Fair enough, I thought, I’ll just drop the settings until the frame rate goes up. In fairness, I actually prefer it when a menu fps counter is in line with what you should expect from gameplay: it makes tweaking a whole lot more straightforward. So, I started dropping settings on the assumption I could get it to 60fps. How wrong I was. By the time I’d dropped everything to Low, the menu frame rate was at 35fps. Woohoo! Five whole frames gained by dropping it from Ultra.

Next, I jumped over to the Steam page to see if my desktop was below spec. Uh, nope. I’m comfortably above the recommended spec. At least it’s not a twitch shooter, I thought, even though I loathe playing any shooter at under 60fps (minimum), I figured Argo should still be playable. That’s not the case, either.

I joined a server that one of my mates was playing on. Argo offers Easy and Normal modes, where Easy has UI elements and acts like a tutorial for beginners, and Normal strips all that away and forces you to learn the ropes the hard way. My mate was in a Normal server, so I was readying for a trial by friendly fire.

You don’t have to venture too far online to find player anecdotes about how often they’re killed by blue-on-blue gunfire in Argo rather than from an enemy. That’s bound to happen in any game that has friendly fire enabled, but it seemed to be happening a disproportionate amount in Argo. Determined to not be one of those greenhorns, I deliberately waited until the other player saw me and started shooting at me before I opened fire.

That’s hardly the best way to play a military simulator, but given that most of my teammates had mics, I wasn’t up for the lack of tolerance that comes with newbie friendly fire. Aiming felt terrible. I thought it was just the low frame rate (still around 35fps), at first, which didn’t help. But then I stumbled on this in-depth video review, and realised I was actually also likely battling input lag.

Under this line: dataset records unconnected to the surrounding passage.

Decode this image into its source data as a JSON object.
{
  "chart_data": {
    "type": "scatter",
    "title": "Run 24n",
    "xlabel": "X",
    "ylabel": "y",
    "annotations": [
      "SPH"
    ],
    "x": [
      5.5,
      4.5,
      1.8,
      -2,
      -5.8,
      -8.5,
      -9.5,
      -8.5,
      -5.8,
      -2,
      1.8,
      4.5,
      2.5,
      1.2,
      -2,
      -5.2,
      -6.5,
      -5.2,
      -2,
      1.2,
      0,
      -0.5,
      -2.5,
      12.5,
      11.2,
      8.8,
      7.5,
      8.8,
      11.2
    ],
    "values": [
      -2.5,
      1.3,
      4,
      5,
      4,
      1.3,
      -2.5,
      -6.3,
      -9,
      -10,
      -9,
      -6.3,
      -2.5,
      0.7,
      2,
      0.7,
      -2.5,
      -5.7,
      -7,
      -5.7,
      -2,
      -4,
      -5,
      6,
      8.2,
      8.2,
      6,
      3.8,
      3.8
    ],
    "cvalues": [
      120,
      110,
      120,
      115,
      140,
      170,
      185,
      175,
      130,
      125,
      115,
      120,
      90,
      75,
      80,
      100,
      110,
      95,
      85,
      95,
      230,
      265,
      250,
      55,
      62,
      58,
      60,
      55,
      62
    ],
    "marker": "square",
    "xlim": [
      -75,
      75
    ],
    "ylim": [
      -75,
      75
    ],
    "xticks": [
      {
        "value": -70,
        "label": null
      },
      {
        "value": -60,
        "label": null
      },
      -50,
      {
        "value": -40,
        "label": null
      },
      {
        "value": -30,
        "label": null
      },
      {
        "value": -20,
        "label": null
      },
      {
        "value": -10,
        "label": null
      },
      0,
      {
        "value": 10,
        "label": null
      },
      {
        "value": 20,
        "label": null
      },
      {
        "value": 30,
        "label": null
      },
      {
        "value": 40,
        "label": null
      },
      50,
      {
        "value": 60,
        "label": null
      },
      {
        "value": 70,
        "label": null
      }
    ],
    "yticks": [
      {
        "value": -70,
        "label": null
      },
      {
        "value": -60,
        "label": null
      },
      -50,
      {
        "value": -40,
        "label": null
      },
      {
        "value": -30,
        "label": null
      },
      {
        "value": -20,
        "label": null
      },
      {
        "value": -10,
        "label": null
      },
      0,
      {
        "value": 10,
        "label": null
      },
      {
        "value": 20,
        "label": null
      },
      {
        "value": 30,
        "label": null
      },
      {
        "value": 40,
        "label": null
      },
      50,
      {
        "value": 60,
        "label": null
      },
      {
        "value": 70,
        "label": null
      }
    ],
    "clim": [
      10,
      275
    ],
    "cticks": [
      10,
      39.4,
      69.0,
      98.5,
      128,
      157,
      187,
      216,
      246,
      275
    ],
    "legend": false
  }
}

This meant the shooting felt floaty, inaccurate and, at times, nonresponsive to the kind of muscle memory mouse movements I’m accustomed to. Obviously, there’s a certain degree of acclimatising required when shifting between shooters. That’s why I deliberately go out of my way to have an aggro warm-up round in Battlegrounds when shifting from another shooter like Battlefield 1.

The thing is, I was playing on a team that knew what it was doing in Argo, so I didn’t have that artificial learning curve that comes with jumping into a hardcore shooter for the first time and ending up on an incompetent team (like my time with Rising Storm 2: Vietnam). I was also scoring more frags than I figured I should, despite only having bare-basic weapons with iron sights. After all, normally, my aim is on par with an Imperial stormtrooper when it comes to shooting with iron sights.

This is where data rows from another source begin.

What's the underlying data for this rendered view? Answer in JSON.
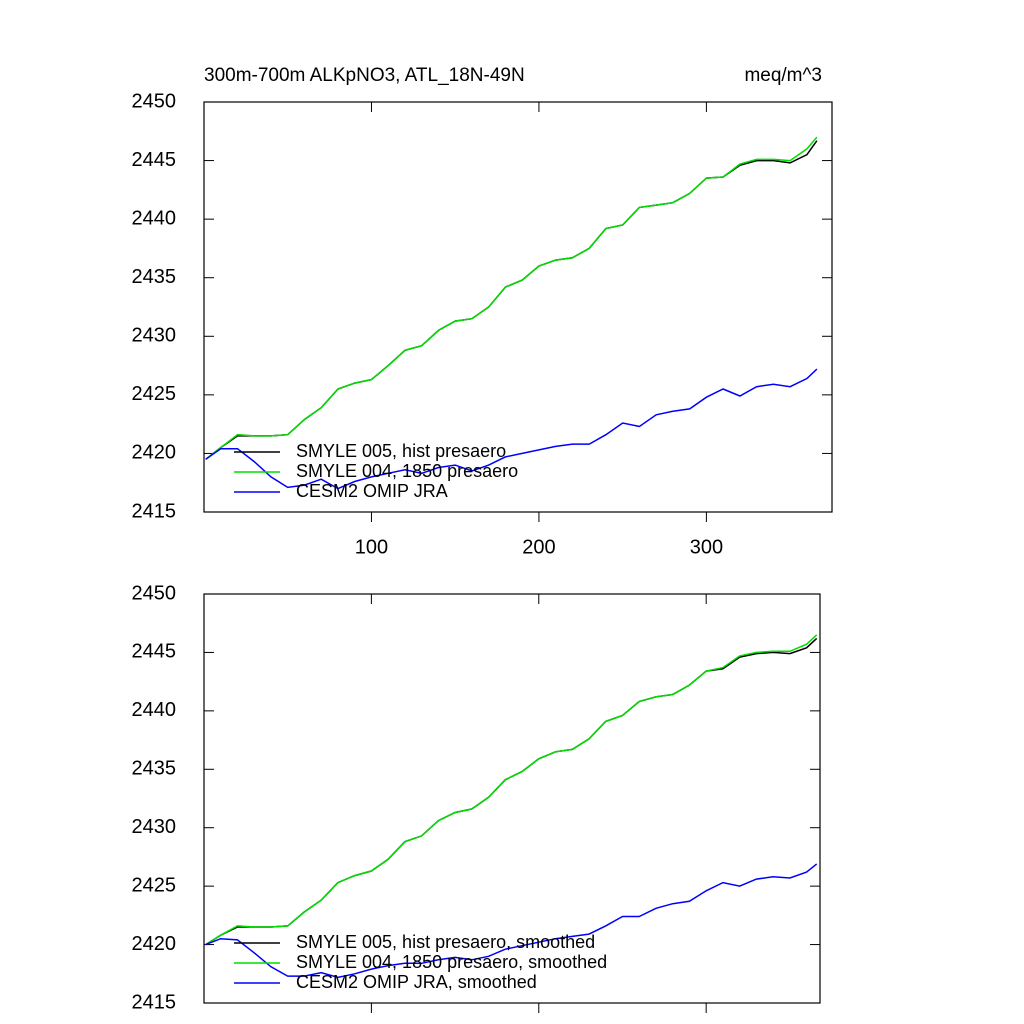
{
  "chart_data": [
    {
      "type": "line",
      "title": "300m-700m ALKpNO3, ATL_18N-49N",
      "units": "meq/m^3",
      "x": [
        1,
        10,
        20,
        30,
        40,
        50,
        60,
        70,
        80,
        90,
        100,
        110,
        120,
        130,
        140,
        150,
        160,
        170,
        180,
        190,
        200,
        210,
        220,
        230,
        240,
        250,
        260,
        270,
        280,
        290,
        300,
        310,
        320,
        330,
        340,
        350,
        360,
        366
      ],
      "series": [
        {
          "name": "SMYLE 005, hist presaero",
          "color": "#000000",
          "values": [
            2419.5,
            2420.5,
            2421.5,
            2421.5,
            2421.5,
            2421.6,
            2422.9,
            2423.9,
            2425.5,
            2426.0,
            2426.3,
            2427.5,
            2428.8,
            2429.2,
            2430.5,
            2431.3,
            2431.5,
            2432.5,
            2434.2,
            2434.8,
            2436.0,
            2436.5,
            2436.7,
            2437.5,
            2439.2,
            2439.5,
            2441.0,
            2441.2,
            2441.4,
            2442.2,
            2443.5,
            2443.6,
            2444.6,
            2445.0,
            2445.0,
            2444.8,
            2445.5,
            2446.7
          ]
        },
        {
          "name": "SMYLE 004, 1850 presaero",
          "color": "#00dd00",
          "values": [
            2419.5,
            2420.5,
            2421.6,
            2421.5,
            2421.5,
            2421.6,
            2422.9,
            2423.9,
            2425.5,
            2426.0,
            2426.3,
            2427.5,
            2428.8,
            2429.2,
            2430.5,
            2431.3,
            2431.5,
            2432.5,
            2434.2,
            2434.8,
            2436.0,
            2436.5,
            2436.7,
            2437.5,
            2439.2,
            2439.5,
            2441.0,
            2441.2,
            2441.4,
            2442.2,
            2443.5,
            2443.6,
            2444.7,
            2445.1,
            2445.1,
            2445.0,
            2446.0,
            2447.0
          ]
        },
        {
          "name": "CESM2 OMIP JRA",
          "color": "#0000ff",
          "values": [
            2419.5,
            2420.4,
            2420.4,
            2419.3,
            2418.0,
            2417.1,
            2417.3,
            2417.8,
            2417.0,
            2417.6,
            2418.0,
            2418.3,
            2418.6,
            2418.3,
            2418.8,
            2419.0,
            2418.5,
            2419.0,
            2419.7,
            2420.0,
            2420.3,
            2420.6,
            2420.8,
            2420.8,
            2421.6,
            2422.6,
            2422.3,
            2423.3,
            2423.6,
            2423.8,
            2424.8,
            2425.5,
            2424.9,
            2425.7,
            2425.9,
            2425.7,
            2426.4,
            2427.2
          ]
        }
      ],
      "xlim": [
        0,
        375
      ],
      "ylim": [
        2415,
        2450
      ],
      "xticks": [
        100,
        200,
        300
      ],
      "yticks": [
        2415,
        2420,
        2425,
        2430,
        2435,
        2440,
        2445,
        2450
      ],
      "legend": "lower left",
      "x_tick_labels": true
    },
    {
      "type": "line",
      "x": [
        1,
        10,
        20,
        30,
        40,
        50,
        60,
        70,
        80,
        90,
        100,
        110,
        120,
        130,
        140,
        150,
        160,
        170,
        180,
        190,
        200,
        210,
        220,
        230,
        240,
        250,
        260,
        270,
        280,
        290,
        300,
        310,
        320,
        330,
        340,
        350,
        360,
        366
      ],
      "series": [
        {
          "name": "SMYLE 005, hist presaero, smoothed",
          "color": "#000000",
          "values": [
            2420.0,
            2420.8,
            2421.5,
            2421.5,
            2421.5,
            2421.6,
            2422.8,
            2423.8,
            2425.3,
            2425.9,
            2426.3,
            2427.3,
            2428.8,
            2429.3,
            2430.6,
            2431.3,
            2431.6,
            2432.6,
            2434.1,
            2434.8,
            2435.9,
            2436.5,
            2436.7,
            2437.6,
            2439.1,
            2439.6,
            2440.8,
            2441.2,
            2441.4,
            2442.2,
            2443.4,
            2443.6,
            2444.6,
            2444.9,
            2445.0,
            2444.9,
            2445.4,
            2446.2
          ]
        },
        {
          "name": "SMYLE 004, 1850 presaero, smoothed",
          "color": "#00dd00",
          "values": [
            2420.0,
            2420.8,
            2421.6,
            2421.5,
            2421.5,
            2421.6,
            2422.8,
            2423.8,
            2425.3,
            2425.9,
            2426.3,
            2427.3,
            2428.8,
            2429.3,
            2430.6,
            2431.3,
            2431.6,
            2432.6,
            2434.1,
            2434.8,
            2435.9,
            2436.5,
            2436.7,
            2437.6,
            2439.1,
            2439.6,
            2440.8,
            2441.2,
            2441.4,
            2442.2,
            2443.4,
            2443.7,
            2444.7,
            2445.0,
            2445.1,
            2445.1,
            2445.7,
            2446.5
          ]
        },
        {
          "name": "CESM2 OMIP JRA, smoothed",
          "color": "#0000ff",
          "values": [
            2420.0,
            2420.5,
            2420.4,
            2419.3,
            2418.1,
            2417.3,
            2417.3,
            2417.6,
            2417.2,
            2417.5,
            2417.9,
            2418.2,
            2418.4,
            2418.4,
            2418.7,
            2418.9,
            2418.7,
            2419.0,
            2419.6,
            2419.9,
            2420.2,
            2420.5,
            2420.7,
            2420.9,
            2421.6,
            2422.4,
            2422.4,
            2423.1,
            2423.5,
            2423.7,
            2424.6,
            2425.3,
            2425.0,
            2425.6,
            2425.8,
            2425.7,
            2426.2,
            2426.9
          ]
        }
      ],
      "xlim": [
        0,
        368
      ],
      "ylim": [
        2415,
        2450
      ],
      "xticks": [
        100,
        200,
        300
      ],
      "yticks": [
        2415,
        2420,
        2425,
        2430,
        2435,
        2440,
        2445,
        2450
      ],
      "legend": "lower left",
      "x_tick_labels": false
    }
  ]
}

To earn a scope, or any other attachments, you have to play more. That’s not a bad thing and is part and parcel with mainstream shooters like (older) Battlefield games and Call of Duty titles. The problem is that Bohemia Interactive commits a cardinal sin in its skill tree by upsetting the damage-deal /damage-taken balance, which means newer players—particularly those joining weeks after launch—are at a distinct disadvantage.

You can unlock two different levels of body armour, for six skill points apiece, and you can also unlock frag grenades. Admittedly, the frag grenades only cost one skill point, but it’s technically two because you have to first spend a skill point on smoke grenades (which, admittedly, are useful). Bear in mind that if you’re saving points to go straight to either of these options, you’re foregoing sights, suppressors, bipods and new weapon types.

For players who’ve already sunk the requisite hours into Argo, they have an easy and noticeable edge, even in just attachments. Argo is a high-lethality game, after all, and being able to slap a high magnification scope on your weapon gives you a noticeable advantage when an enemy only has iron sights or a red-dot sight and can’t see you.

If Bohemia Interactive can patch out the bugs, improve the performance, and address the concerns with the unlocks, I’d be willing to give Argo another crack. But in its current form, Argo isn’t worth the hard-drive space.